William Shakespeare’s Scottish play – a tale of bloody murder and its consequences – runs at the Arcola Theatre, Dalston in truncated form, with an added dash of Norse mythology. Macbeth of Fire and Ice is based on Shakespeare’s original text; but with only six actors and the production running to ninety minutes, it’s a shortened telling of what’s already the Bard’s shortest play which adds the names of Norse gods and further extracts the story of the three witches.
Macbeth of Fire and Ice is aesthetically impressive. A spider’s web, whilst perhaps an obvious design choice, is effectively spun out across one side of the stage. Green and red lighting are imaginatively used, and there’s spectacular use of fire and (the squeamish be warned) lots of blood. Music creates and sustains a chilling atmosphere playing throughout the action both from a pre-recorded soundtrack and Harry Napier’s inspired use of instruments from cello to unconventional percussion.
Whilst Macbeth of Fire and Ice makes a visual impact, it loses something in the storytelling department, and this is its central weakness. A large part of the reason is that it presents the edited highlights of the story and has the actors doubling or tripling up roles, so it’s not always apparent which character they’re meant to be. Thus the scene where Macduff (Alex Britton) is told that his family have been slaughtered, normally a punch in the throat, fails to resonate because the audience hasn’t, up to that point, invested much in the character. Whilst some of the performances are good, the presentation makes it difficult to become too emotionally involved in the action, leaving Molly Gromadzki’s climactic speech as Lady Macbeth, full of dramatic pauses and animal shrieks, seeming a tad over-egged.
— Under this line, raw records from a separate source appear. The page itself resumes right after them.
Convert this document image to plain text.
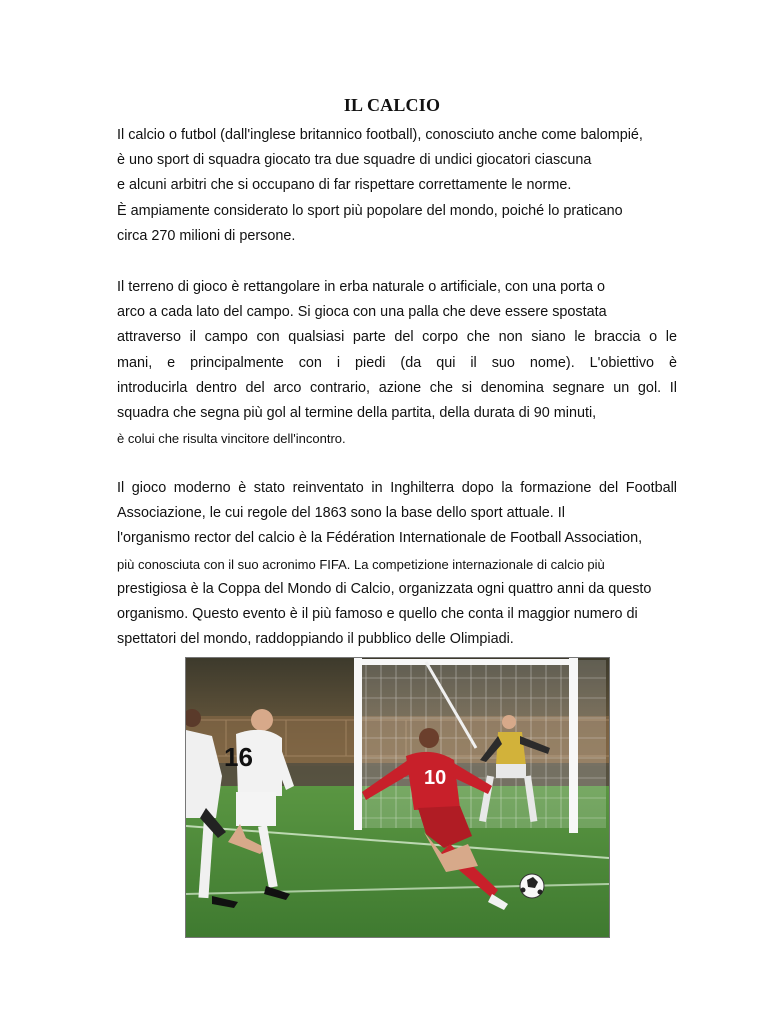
IL CALCIO
Il calcio o futbol (dall'inglese britannico football), conosciuto anche come balompié,
è uno sport di squadra giocato tra due squadre di undici giocatori ciascuna
e alcuni arbitri che si occupano di far rispettare correttamente le norme.
È ampiamente considerato lo sport più popolare del mondo, poiché lo praticano
circa 270 milioni di persone.
Il terreno di gioco è rettangolare in erba naturale o artificiale, con una porta o
arco a cada lato del campo. Si gioca con una palla che deve essere spostata
attraverso il campo con qualsiasi parte del corpo che non siano le braccia o le
mani, e principalmente con i piedi (da qui il suo nome). L'obiettivo è
introducirla dentro del arco contrario, azione che si denomina segnare un gol. Il
squadra che segna più gol al termine della partita, della durata di 90 minuti,
è colui che risulta vincitore dell'incontro.
Il gioco moderno è stato reinventato in Inghilterra dopo la formazione del Football
Associazione, le cui regole del 1863 sono la base dello sport attuale. Il
l'organismo rector del calcio è la Fédération Internationale de Football Association,
più conosciuta con il suo acronimo FIFA. La competizione internazionale di calcio più
prestigiosa è la Coppa del Mondo di Calcio, organizzata ogni quattro anni da questo
organismo. Questo evento è il più famoso e quello che conta il maggior numero di
spettatori del mondo, raddoppiando il pubblico delle Olimpiadi.
10
16
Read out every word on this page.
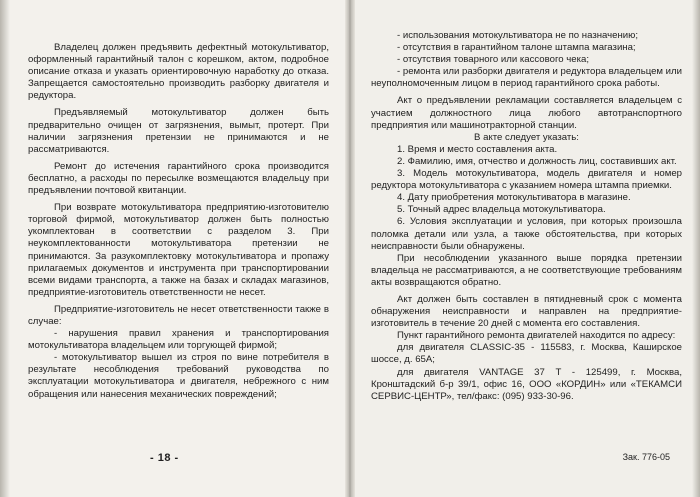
Владелец должен предъявить дефектный мотокультиватор, оформленный гарантийный талон с корешком, актом, подробное описание отказа и указать ориентировочную наработку до отказа. Запрещается самостоятельно производить разборку двигателя и редуктора.

Предъявляемый мотокультиватор должен быть предварительно очищен от загрязнения, вымыт, протерт. При наличии загрязнения претензии не принимаются и не рассматриваются.

Ремонт до истечения гарантийного срока производится бесплатно, а расходы по пересылке возмещаются владельцу при предъявлении почтовой квитанции.

При возврате мотокультиватора предприятию-изготовителю торговой фирмой, мотокультиватор должен быть полностью укомплектован в соответствии с разделом 3. При неукомплектованности мотокультиватора претензии не принимаются. За разукомплектовку мотокультиватора и пропажу прилагаемых документов и инструмента при транспортировании всеми видами транспорта, а также на базах и складах магазинов, предприятие-изготовитель ответственности не несет.

Предприятие-изготовитель не несет ответственности также в случае:

- нарушения правил хранения и транспортирования мотокультиватора владельцем или торгующей фирмой;

- мотокультиватор вышел из строя по вине потребителя в результате несоблюдения требований руководства по эксплуатации мотокультиватора и двигателя, небрежного с ним обращения или нанесения механических повреждений;

- 18 -

- использования мотокультиватора не по назначению;

- отсутствия в гарантийном талоне штампа магазина;

- отсутствия товарного или кассового чека;

- ремонта или разборки двигателя и редуктора владельцем или неуполномоченным лицом в период гарантийного срока работы.

Акт о предъявлении рекламации составляется владельцем с участием должностного лица любого автотранспортного предприятия или машинотракторной станции.

В акте следует указать:

1. Время и место составления акта.

2. Фамилию, имя, отчество и должность лиц, составивших акт.

3. Модель мотокультиватора, модель двигателя и номер редуктора мотокультиватора с указанием номера штампа приемки.

4. Дату приобретения мотокультиватора в магазине.

5. Точный адрес владельца мотокультиватора.

6. Условия эксплуатации и условия, при которых произошла поломка детали или узла, а также обстоятельства, при которых неисправности были обнаружены.

При несоблюдении указанного выше порядка претензии владельца не рассматриваются, а не соответствующие требованиям акты возвращаются обратно.

Акт должен быть составлен в пятидневный срок с момента обнаружения неисправности и направлен на предприятие-изготовитель в течение 20 дней с момента его составления.

Пункт гарантийного ремонта двигателей находится по адресу:

для двигателя CLASSIC-35 - 115583, г. Москва, Каширское шоссе, д. 65А;

для двигателя VANTAGE 37 Т - 125499, г. Москва, Кронштадский б-р 39/1, офис 16, ООО «КОРДИН» или «ТЕКАМСИ СЕРВИС-ЦЕНТР», тел/факс: (095) 933-30-96.

Зак. 776-05
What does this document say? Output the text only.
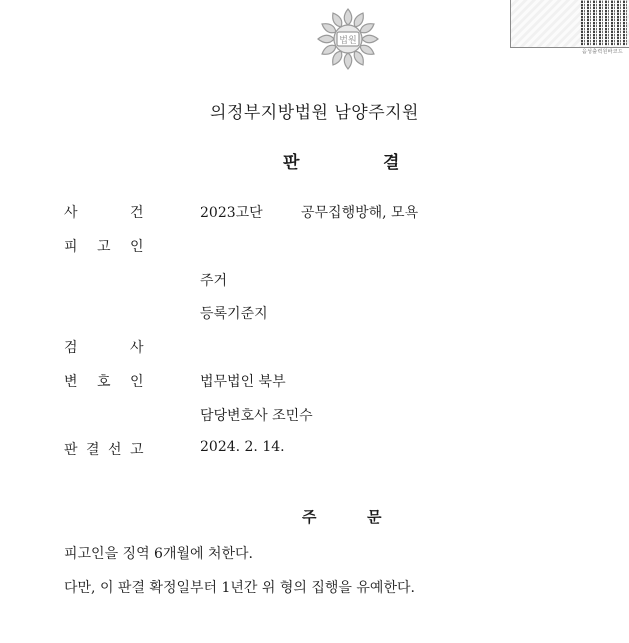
법원
음성출력원바코드
의정부지방법원 남양주지원
판	결
사	건	2023고단	공무집행방해, 모욕
피 고 인
주거
등록기준지
검	사
변 호 인	법무법인 북부
담당변호사 조민수
판 결 선 고	2024. 2. 14.
주	문
피고인을 징역 6개월에 처한다.
다만, 이 판결 확정일부터 1년간 위 형의 집행을 유예한다.
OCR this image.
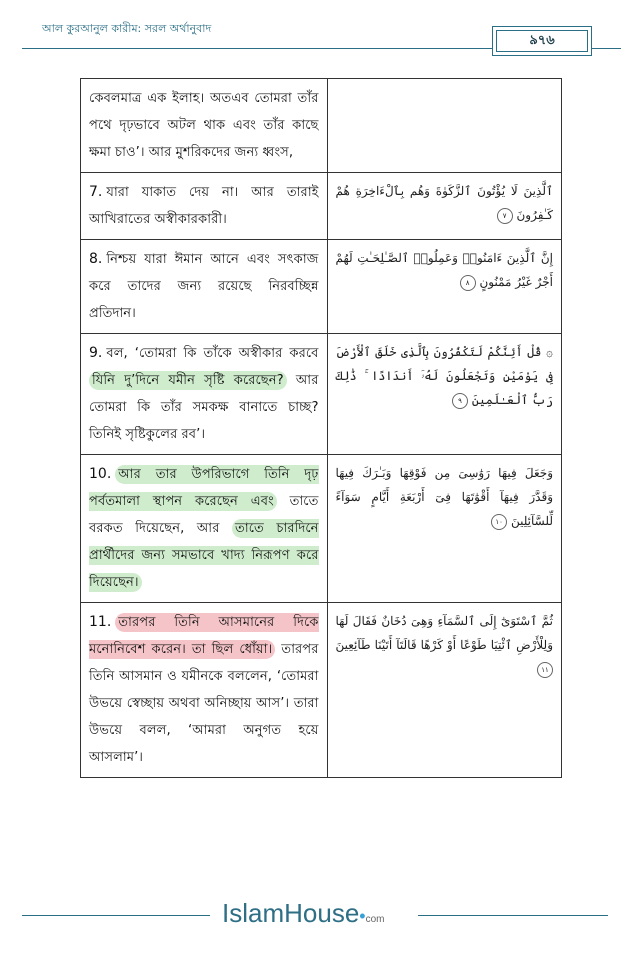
আল কুরআনুল কারীম: সরল অর্থানুবাদ
৯৭৬
কেবলমাত্র এক ইলাহ। অতএব তোমরা তাঁর পথে দৃঢ়ভাবে অটল থাক এবং তাঁর কাছে ক্ষমা চাও’। আর মুশরিকদের জন্য ধ্বংস,	
7. যারা যাকাত দেয় না। আর তারাই আখিরাতের অস্বীকারকারী।	ٱلَّذِينَ لَا يُؤْتُونَ ٱلزَّكَوٰةَ وَهُم بِٱلْءَاخِرَةِ هُمْ كَـٰفِرُونَ ٧
8. নিশ্চয় যারা ঈমান আনে এবং সৎকাজ করে তাদের জন্য রয়েছে নিরবচ্ছিন্ন প্রতিদান।	إِنَّ ٱلَّذِينَ ءَامَنُوا۟ وَعَمِلُوا۟ ٱلصَّـٰلِحَـٰتِ لَهُمْ أَجْرٌ غَيْرُ مَمْنُونٍ ٨
9. বল, ‘তোমরা কি তাঁকে অস্বীকার করবে যিনি দু’দিনে যমীন সৃষ্টি করেছেন? আর তোমরা কি তাঁর সমকক্ষ বানাতে চাচ্ছ? তিনিই সৃষ্টিকুলের রব’।	۞ قُلْ أَئِنَّكُمْ لَتَكْفُرُونَ بِٱلَّذِى خَلَقَ ٱلْأَرْضَ فِى يَوْمَيْنِ وَتَجْعَلُونَ لَهُۥٓ أَندَادًا ۚ ذَٰلِكَ رَبُّ ٱلْعَـٰلَمِينَ ٩
10. আর তার উপরিভাগে তিনি দৃঢ় পর্বতমালা স্থাপন করেছেন এবং তাতে বরকত দিয়েছেন, আর তাতে চারদিনে প্রার্থীদের জন্য সমভাবে খাদ্য নিরূপণ করে দিয়েছেন।	وَجَعَلَ فِيهَا رَوَٰسِىَ مِن فَوْقِهَا وَبَـٰرَكَ فِيهَا وَقَدَّرَ فِيهَآ أَقْوَٰتَهَا فِىٓ أَرْبَعَةِ أَيَّامٍ سَوَآءً لِّلسَّآئِلِينَ ١٠
11. তারপর তিনি আসমানের দিকে মনোনিবেশ করেন। তা ছিল ধোঁয়া। তারপর তিনি আসমান ও যমীনকে বললেন, ‘তোমরা উভয়ে স্বেচ্ছায় অথবা অনিচ্ছায় আস’। তারা উভয়ে বলল, ‘আমরা অনুগত হয়ে আসলাম’।	ثُمَّ ٱسْتَوَىٰٓ إِلَى ٱلسَّمَآءِ وَهِىَ دُخَانٌ فَقَالَ لَهَا وَلِلْأَرْضِ ٱئْتِيَا طَوْعًا أَوْ كَرْهًا قَالَتَآ أَتَيْنَا طَآئِعِينَ ١١
IslamHouse•com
In contrast, Mark Ebulue’s Macbeth is appropriately steady and underplayed.
The storytelling is hampered further by an assumption that the audience already knows the story. Whilst this is arguably fair enough, the show opens with a staged fight between characters. At this point the audience has no idea who they are, and it doesn’t so much grab the attention as confuse. It’s perhaps the case that more attention has been invested in the aesthetics from the pyrotechnics and music than it has in telling the story. Thus it appeals to the senses but less so to the emotions. It is an original take on Macbeth, but the end result is more ice than fire, though its gutsiness is an attractive trait.
Macbeth of Fire and Ice plays in Studio 1 of the Arcola Theatre until 16th November.